Coûts, rentabilité et pratiques de recharge pour 2025
Après l’analyse des émissions, l’économie d’usage confirme souvent l’atout des véhicules électriques face aux thermiques. Selon des comparaisons de coûts, la recharge électrique reste largement moins chère au kilomètre qu’essence ou diesel. Cette réalité modifie les calculs de rentabilité sur cinq ans pour de nombreux ménages et entreprises.
Aspects économiques :
- Coût par kilomètre électrique souvent trois fois inférieur à l’essence
- Entretien réduit pour les électriques, moins de pièces d’usure
- Assurance et réparabilité variables selon modèle et marché
- Aides fiscales, bonus et exonérations influençant l’achat
Type
Consommation / coûts
Coût estimé par km
Essence
6,5–7,9 L/100 km
0,118–0,143 €/km
Diesel
5,4–7,2 L/100 km
0,085–0,113 €/km
Électrique
19,9–21,9 kWh/100 km
0,040–0,044 €/km
Hybride
5,4–6,3 L/100 km
0,098–0,114 €/km
Entretien, assurance et réparabilité des véhicules électriques
Ce passage détaille pourquoi l’entretien des électriques coûte généralement moins cher que celui des thermiques. Les vidanges et filtres sont absents, et il y a moins de pièces mobiles à remplacer régulièrement. Cependant, certaines réparations liées aux composants électroniques peuvent rester coûteuses et la réparabilité est un enjeu pour Fiat, Hyundai et d’autres acteurs.
« J’économise sur l’entretien depuis que j’ai remplacé mon diesel par une électrique, malgré un coût ponctuel pour la batterie. »
Claire L.
Stratégies pratiques : recharge nocturne et bornes domestiques
Ce segment propose des actions concrètes pour réduire facture et empreinte carbone au quotidien.
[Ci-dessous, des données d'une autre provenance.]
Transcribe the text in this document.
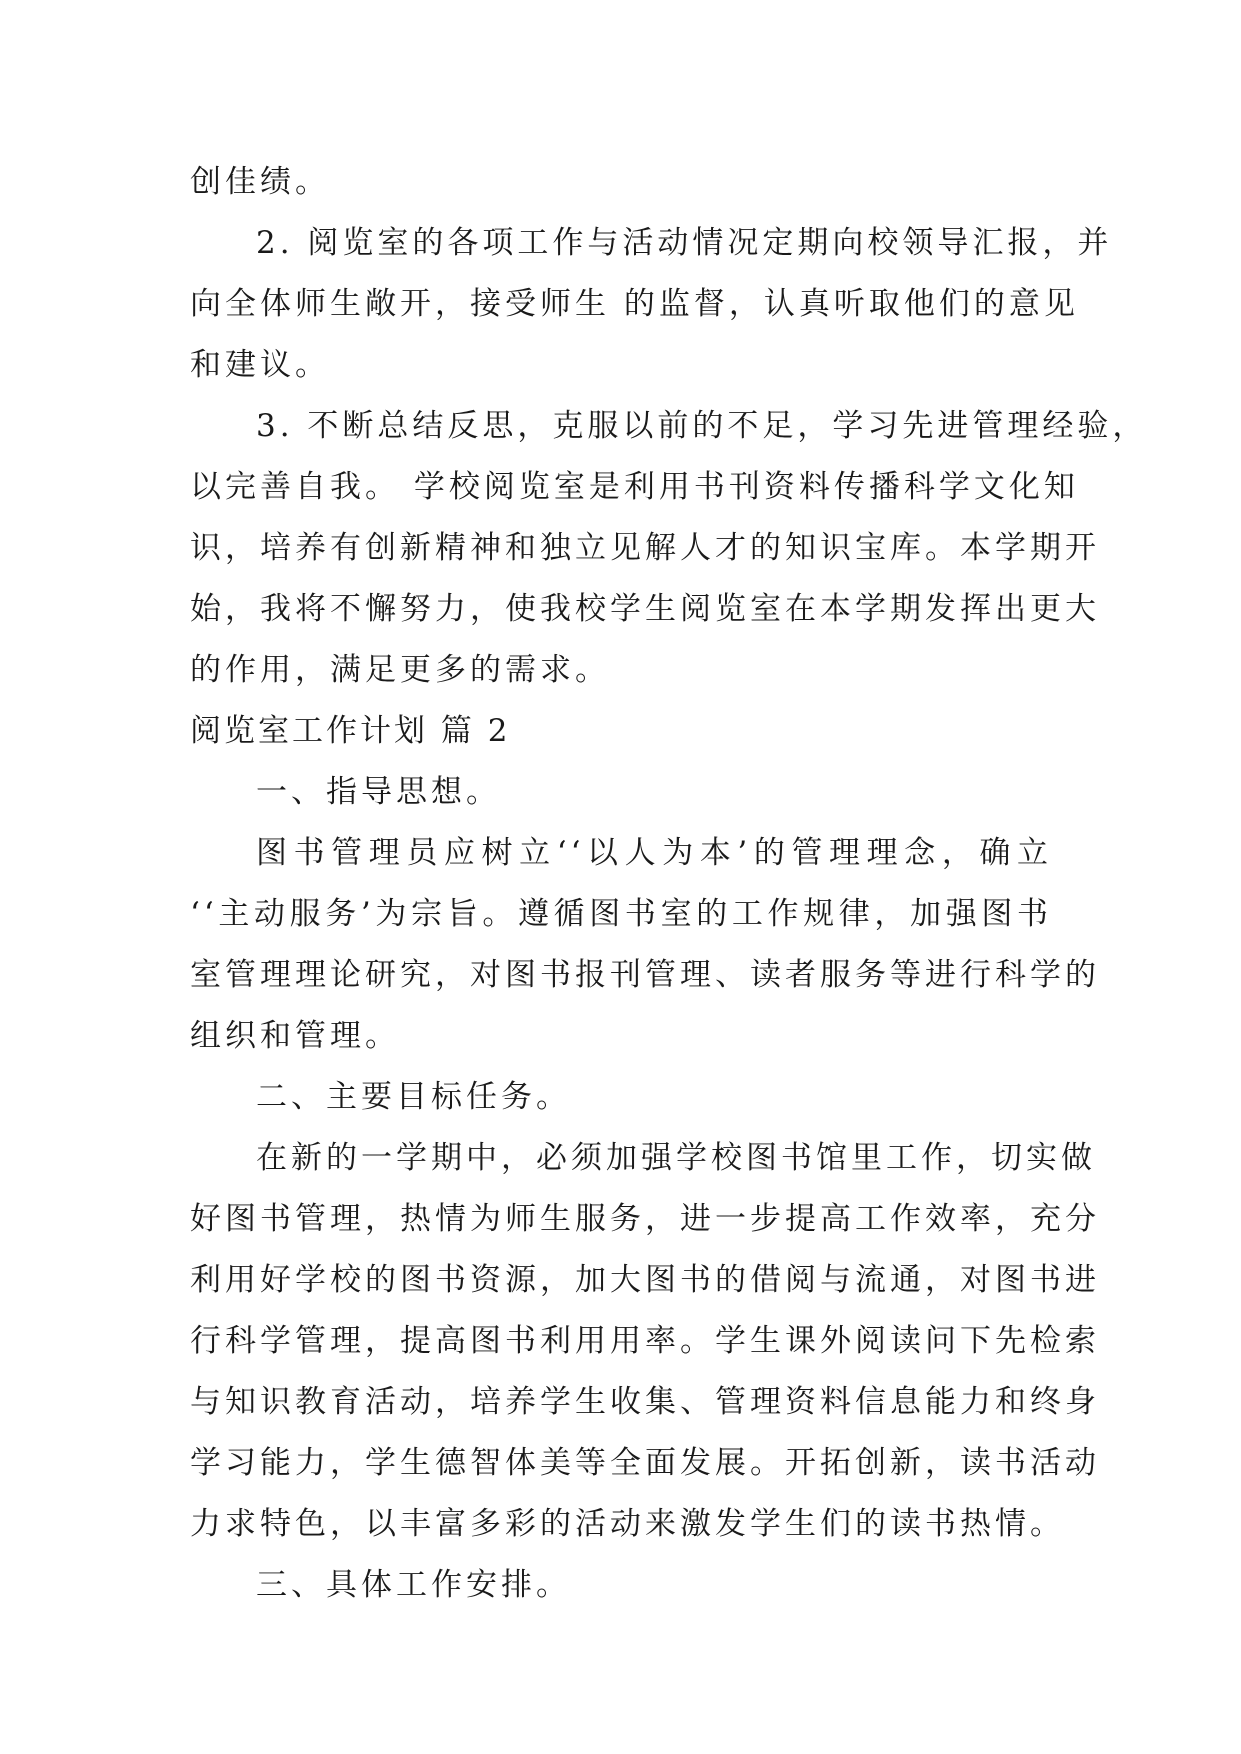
创佳绩。
2. 阅览室的各项工作与活动情况定期向校领导汇报，并
向全体师生敞开，接受师生 的监督，认真听取他们的意见
和建议。
3. 不断总结反思，克服以前的不足，学习先进管理经验，
以完善自我。 学校阅览室是利用书刊资料传播科学文化知
识，培养有创新精神和独立见解人才的知识宝库。本学期开
始，我将不懈努力，使我校学生阅览室在本学期发挥出更大
的作用，满足更多的需求。
阅览室工作计划 篇 2
一、指导思想。
图书管理员应树立‘‘以人为本’的管理理念，确立
‘‘主动服务’为宗旨。遵循图书室的工作规律，加强图书
室管理理论研究，对图书报刊管理、读者服务等进行科学的
组织和管理。
二、主要目标任务。
在新的一学期中，必须加强学校图书馆里工作，切实做
好图书管理，热情为师生服务，进一步提高工作效率，充分
利用好学校的图书资源，加大图书的借阅与流通，对图书进
行科学管理，提高图书利用用率。学生课外阅读问下先检索
与知识教育活动，培养学生收集、管理资料信息能力和终身
学习能力，学生德智体美等全面发展。开拓创新，读书活动
力求特色，以丰富多彩的活动来激发学生们的读书热情。
三、具体工作安排。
Recharger la nuit à la maison sur une borne Easee et souscrire à une offre verte comme Ekwateur permet de maximiser le bénéfice environnemental et financier. Ces bonnes pratiques restent accessibles et applicables dès aujourd’hui pour de nombreux conducteurs.
« Les véhicules électriques offrent la plus faible empreinte lorsque la recharge est garantie verte et régulière. »
Lucas N.
Source : International Council on Clean Transportation, « Global comparison of the life-cycle greenhouse gas emissions of passenger cars », The ICCT ; WAAT, « Voiture électrique vs thermique : qui a la plus faible empreinte carbone ? », WAAT, 13/05/2025.